If technical and technological innovations require disruptive infrastructures, society will also need to equip itself with ‘disruptive superstructures’. What is a superstructure? It is the intangible equivalent of infrastructure, that is to say, the ideas of a society, its means of expressing itself (art, philosophy, morality) and its governmental institutions, as well as its cultural and educational institutions.
It was Karl Marx who invented this coupling of concepts to show their deep co-determination: a society’s ideological superstructures depend closely on its tangible and economic infrastructures – and vice versa. For example, the industrial revolution gave rise to developments in both infrastructure (technical innovations, mechanisation, division of labour, etc.) and superstructure (liberalism, rationalism, bourgeois morality, etc.), which reinforced each other.
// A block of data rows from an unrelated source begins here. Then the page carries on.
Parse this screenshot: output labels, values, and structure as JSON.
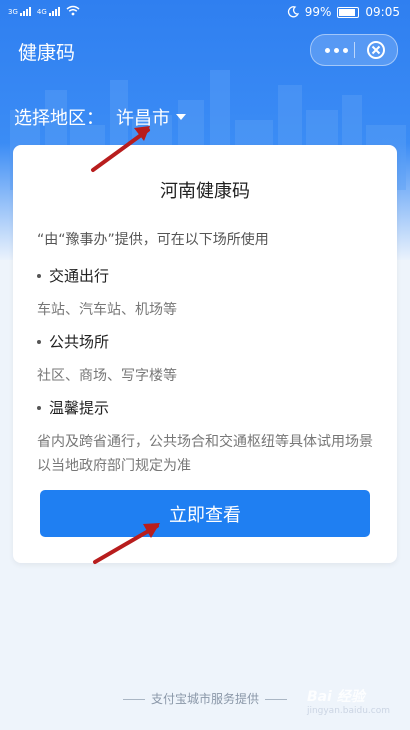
{
  "status_bar": {
    "signal_1": "3G",
    "signal_2": "4G",
    "battery_percent": "99%",
    "time": "09:05"
  },
  "header": {
    "title": "健康码"
  },
  "region": {
    "label": "选择地区：",
    "city": "许昌市"
  },
  "card": {
    "title": "河南健康码",
    "intro": "“由“豫事办”提供，可在以下场所使用",
    "sections": [
      {
        "heading": "交通出行",
        "detail": "车站、汽车站、机场等"
      },
      {
        "heading": "公共场所",
        "detail": "社区、商场、写字楼等"
      },
      {
        "heading": "温馨提示",
        "detail": "省内及跨省通行，公共场合和交通枢纽等具体试用场景以当地政府部门规定为准"
      }
    ],
    "button_label": "立即查看"
  },
  "footer": {
    "text": "支付宝城市服务提供"
  },
  "watermark": {
    "brand": "Bai 经验",
    "url": "jingyan.baidu.com"
  },
  "colors": {
    "primary": "#1f7ff2",
    "header_blue": "#2f7ff0",
    "annotation_arrow": "#b81d1d"
  }
}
What disruptive superstructures will we need to support the tangible and economic changes of our time? Though we know nothing for certain, what we do know is that our current superstructures are no longer appropriate. This is the starting point of an excellent TedX by Sir Ken Robinson on our educational systems: the paradigm on which they are based is still that of the industrial age.
Indeed, our educational system was conceived in the 19th century in the economic context of the industrial revolution. Logically, school is therefore organised to prepare pupils for this system of production: bells ringing, separate installations, specialised subjects, and standardised study programmes and tests. This is what Sir Ken Robinson calls ‘the factory model of education’.
The educational system inherited from the industrial age has one fault in particular: it kills creativity and divergent thought. And yet, this is something that our age, one of the most stimulating in history, needs now more than ever! That is why a radical change of paradigm in this area is essential, and it takes place in three steps. First, end the myth that there is a division between the academic and the non-academic, between the theoretical and the concrete; in other words, stop separating education from life. Second, recognise that most major learning is done collectively – because collaboration is the basis of progression – rather than encourage individual competition between pupils.
Third, change the thought patterns of those who work in the education system, as well as the architecture of the places where they work. The philosopher Michel Foucault already noted profound resonance between the spatial and temporal organisation of factories and schools. Inventive disruptive infrastructures will, in turn, have to match these new disruptive superstructures. What will the schools of tomorrow look like? Where will they be? Some, like Sugata Mitra in India, see them in the cloud; others see them in the middle of nature, like the forest schools that are flourishing in Europe. But why don’t we ask our children and young people what they think? Creativity is after all their area of expertise, no?